When you think of cardio usually it’s more of a daunting task than something that you look forward to. Some people prefer the StairMaster and some people prefer the Treadmill, but ultimately it comes down to what’s getting you the best results for the time that you put in. What muscles are you trying to target? Are you just trying to decrease body fat and stay lean? There are some key factors to take into consideration when you are stepping on either of these machines. Choosing the machine that you know, will get you to your goal quicker and make you feel more satisfied when you are done with that twenty or thirty minute heart rate boost.
Ultimately you feel like the StairMaster is a scary machine.
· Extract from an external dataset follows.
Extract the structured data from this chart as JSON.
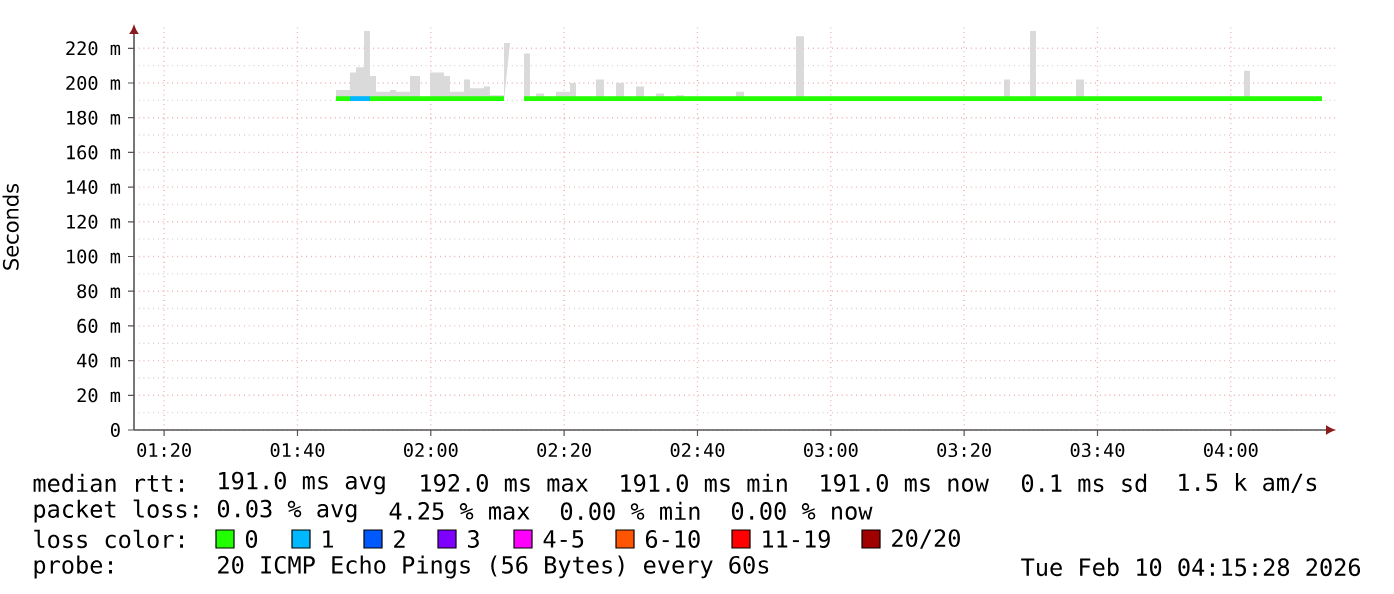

There is no way you are going to try stepping up that thing. It looks like it’s too intense. You’re probably thinking you’ll trip and fall off. This won’t be an issue unless you know you will get vertigo or have balance issues, than it would be a good idea to stray away and just stick with what you’re already comfortable with. Stair stepper machines are an extreme workout but anyone can give it a shot. Every stair stepper will have different settings to calibrate how many steps per minute you do. The standard StairMaster can help you burn up to 330-380 calories, depending upon the speed and intensity you workout at, for just one half hour. That sounds pretty good right? It’s a hard machine to do regardless of how long or how many steps per minute you take, but it’s definitely a worthy machine to keep in mind. The StairMaster definitely makes you sweat, so be prepared to have a hand towel ready.
When it comes to defining muscles, while getting your cardiovascular workout done, this machine is a definite first choice. Blast away any fat on your glutes; define quadriceps and hamstrings and tone your gastrocnemeus and soleus in your calves with every step you take.
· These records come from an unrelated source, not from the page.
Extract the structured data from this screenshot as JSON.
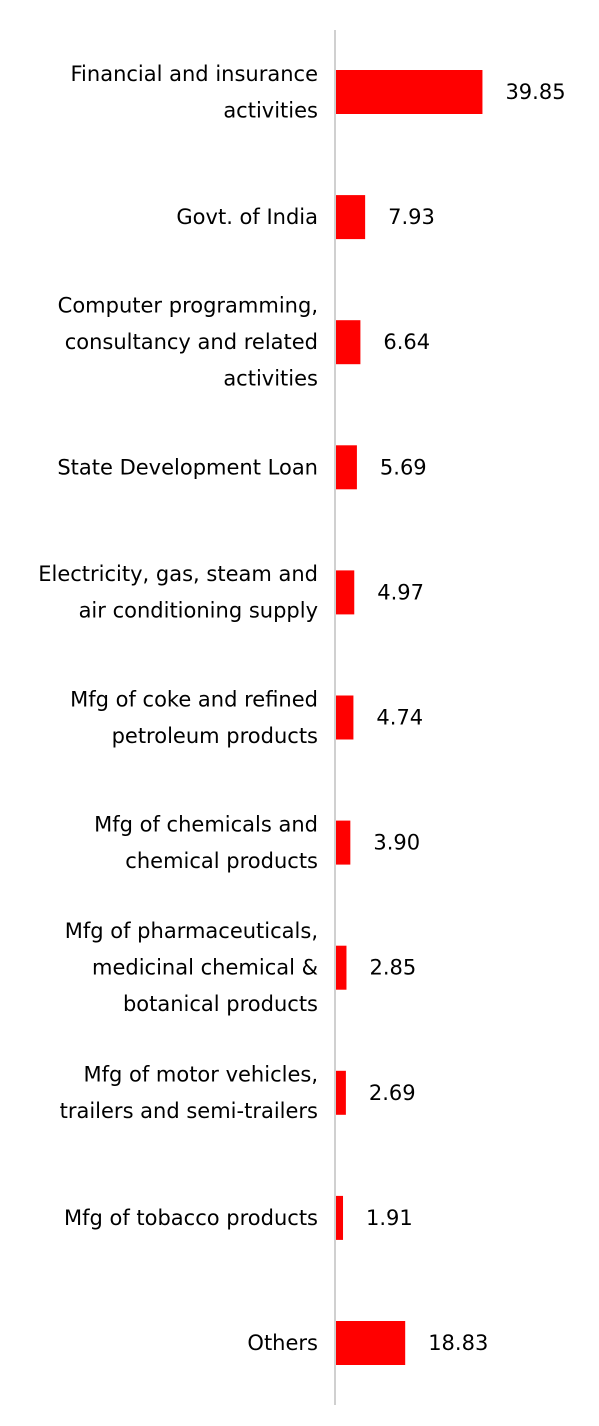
{
  "chart_data": {
    "type": "bar",
    "orientation": "horizontal",
    "categories": [
      "Financial and insurance activities",
      "Govt. of India",
      "Computer programming, consultancy and related activities",
      "State Development Loan",
      "Electricity, gas, steam and air conditioning supply",
      "Mfg of coke and refined petroleum products",
      "Mfg of chemicals and chemical products",
      "Mfg of pharmaceuticals, medicinal chemical & botanical products",
      "Mfg of motor vehicles, trailers and semi-trailers",
      "Mfg of tobacco products",
      "Others"
    ],
    "category_label_lines": [
      [
        "Financial and insurance",
        "activities"
      ],
      [
        "Govt. of India"
      ],
      [
        "Computer programming,",
        "consultancy and related",
        "activities"
      ],
      [
        "State Development Loan"
      ],
      [
        "Electricity, gas, steam and",
        "air conditioning supply"
      ],
      [
        "Mfg of coke and refined",
        "petroleum products"
      ],
      [
        "Mfg of chemicals and",
        "chemical products"
      ],
      [
        "Mfg of pharmaceuticals,",
        "medicinal chemical &",
        "botanical products"
      ],
      [
        "Mfg of motor vehicles,",
        "trailers and semi-trailers"
      ],
      [
        "Mfg of tobacco products"
      ],
      [
        "Others"
      ]
    ],
    "values": [
      39.85,
      7.93,
      6.64,
      5.69,
      4.97,
      4.74,
      3.9,
      2.85,
      2.69,
      1.91,
      18.83
    ],
    "value_labels": [
      "39.85",
      "7.93",
      "6.64",
      "5.69",
      "4.97",
      "4.74",
      "3.90",
      "2.85",
      "2.69",
      "1.91",
      "18.83"
    ],
    "xlim": [
      0,
      40
    ],
    "grid": false,
    "legend": "none",
    "bar_color": "#ff0000",
    "axis_color": "#d0d0d0",
    "text_color": "#000000"
  }
}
The movement of stepping on a stair stepper creates less impact on your joints than a treadmill. Endurance can easily be built up using this machine because of the constant stepping motion. Just make sure to never let your muscles adapt to a ‘same routine’ pace and keep your heart rate up to burn optimum amounts of fat.
*Tip* Avoid using the hand rails and hunching over to get the best workout.
Pros and Cons of the Treadmill:
Right off the bat people’s main cardiovascular machine that they go to, is the treadmill. The treadmill is immediately associated with running and walking but that means it is also associated with the most joint discomfort. The treadmill may cause shin splints and leg muscle soreness so be aware of this before you begin on this machine. Depending upon what speed and how long you are on the treadmill, will determine the amount of calories you burn. The treadmill is great for burning calories if you keep your heart rate up. The treadmill gradually burns calories and tones hamstrings, quadriceps, shins, calves and, to a lesser extent, your gluteus medius and gluteus maximus. Running adds more intensity to burning fat in the glutes. Walking at an incline of 9 degrees can intensify your workout and tone your leg muscles even further. Running in itself, is better for your endurance but also adds strain to all of your joints and more impact on your entire body.
There are multiple factors when using a treadmill that can change the amount of calories you burn and the rate at which you lose weight.
*Tip* Always wear proper footwear to cushion the impact on your joints and avoid shin splints.
Believe it or not, the best way to go is to use both machines and switch it up so you don’t reach an ‘exercise plateau’. Meaning, you don’t want to reach a point of your body adapting to every workout you do because it’s too routine. Using both machines and switching up the speed intervals and intensity, doesn’t allow you to hit that plateau there fore increasing your chances of weight loss and endurance.
If you are new to both machines and have never been on one before, it is recommended to have a personal trainer or friend guide you on how to use it properly, reducing your risk of injury.
Good luck on your health and fitness goals!